When Should an Investor Sell?
HDFC, Tester
Sharp corrections like the one witnessed recently in the country’s stock market in Sept-Oct-18 raises a question for those who follow the principle of investing for the long term. Long-term investors witnessed individual stocks owned by them falling by 20 - 40% from their recent highs. They have wondered as to whether they should have sold in better times to raise cash, then re-enter the market at lower levels.
Let’s take a look at the reasons and situations in which an investor should sell.
- Better opportunities: Sometimes, there’s absolutely nothing wrong with a company or its stock. There are simply better investment opportunities elsewhere that would yield higher returns.
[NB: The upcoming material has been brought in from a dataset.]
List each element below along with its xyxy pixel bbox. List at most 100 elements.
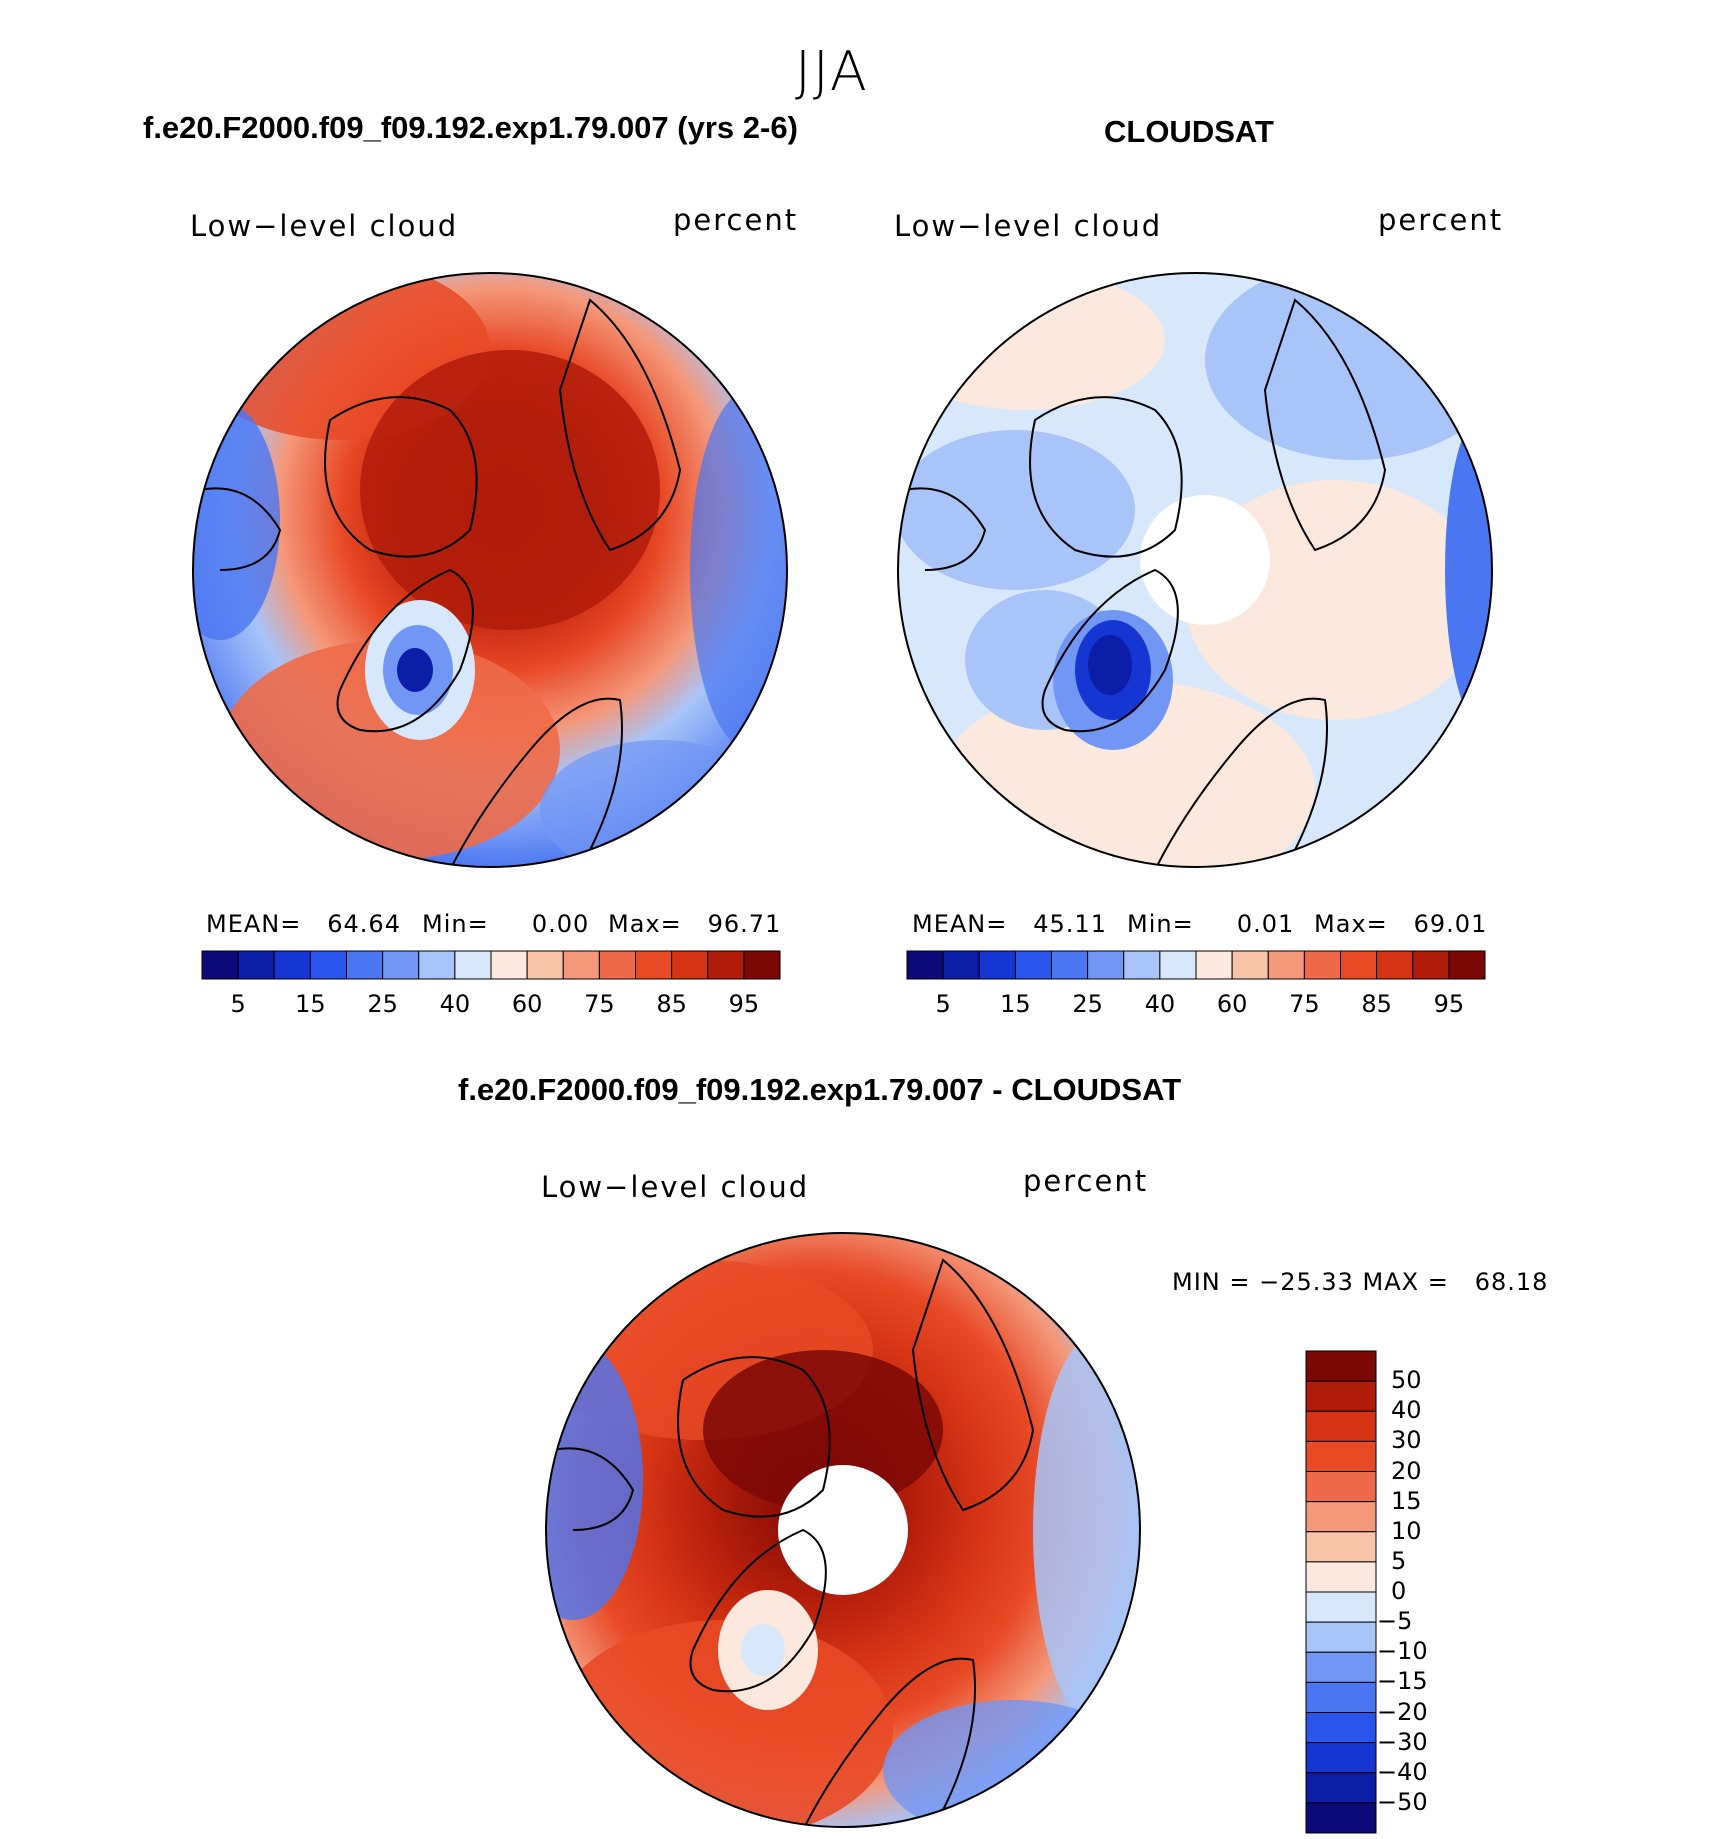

- Changes in the business: Businesses change – sometimes significantly. These could come in the form of major acquisitions, modifications in the industry’s fortunes, a change in the management or its style of working, or a shift in the competitive landscape. When this occurs, investors should check if the reasons for which they purchased the stocks of the company are still relevant. If not, investors should consider selling them, regardless of the current prices. Holding on to these could dilute the quality of the investors’ portfolios, and also their long-term performance.
- Valuation: Long-term investors should also consider selling if the stock price escalates to a point where it no longer reflects the underlying value of the business. Additionally, investors should re-examine their evaluation of a company’s fundamentals when its stock suffers an unusual decline in its price. When the bubble bursts, stock prices will not rise to the previous level until the fundamentals improve again. Opportunity cost is the value an investor could get from an alternative investment. Investing money in a stock that is in the doldrums implies that it is not deployed elsewhere that could prove to be more profitable, and with scope for growth going forward.
- Faulty investment thesis: Investors should seriously consider selling a stock if it turns out that their rationale for buying it was flawed, if the valuation was too optimistic, or if there are any risks associated with it.
- It keeps the investor up all night: If an investment’s price has plunged in a way that it causes investors to lose sleep over it, it is a signal for them to move their money elsewhere.
How to protect portfolios from downside risk?
Diversification:
Investors can reduce their downside exposure by making sure that their investment is diversified across individual stocks and sectors. This is particularly important for those with insufficient time to conduct research or go into the details of industries and individual stocks. During a recession, however, this theory may not hold true. This is where diversification amongst negatively-correlated asset classes can be of some help.
It is wise for investors to ascertain the maximum percentage of their portfolio that they are comfortable with being invested in a single stock. At the end of the day, it is up to investors to weigh the risks and rewards that come with the allocations in their portfolios.
Negatively correlated assets:
An asset with a negative correlation with respect to stocks simply means that when the price of the said stock falls, that of the concerned asset rises. By investing in negatively-correlated assets, investors are effectively hedging them. However, in the case of a black swan event like the Lehman Brothers’ crash in 2008, even the prices of negatively-correlated assets can fall together.
“You, far more than the market or the economy, are the most important factor in your long-term investment success.” ~ Burton Malkiel
There is a phenomenon called the behavior gap that implies that individual investors could buy and/or sell at the wrong time, thus damaging their long-term returns. It is not only regular investors for which this holds true. Professional investors can also make investments that underperform the market as a whole, year after year.
The last stages of a bull market can often be the most lucrative, but it is always better to invest in the long term.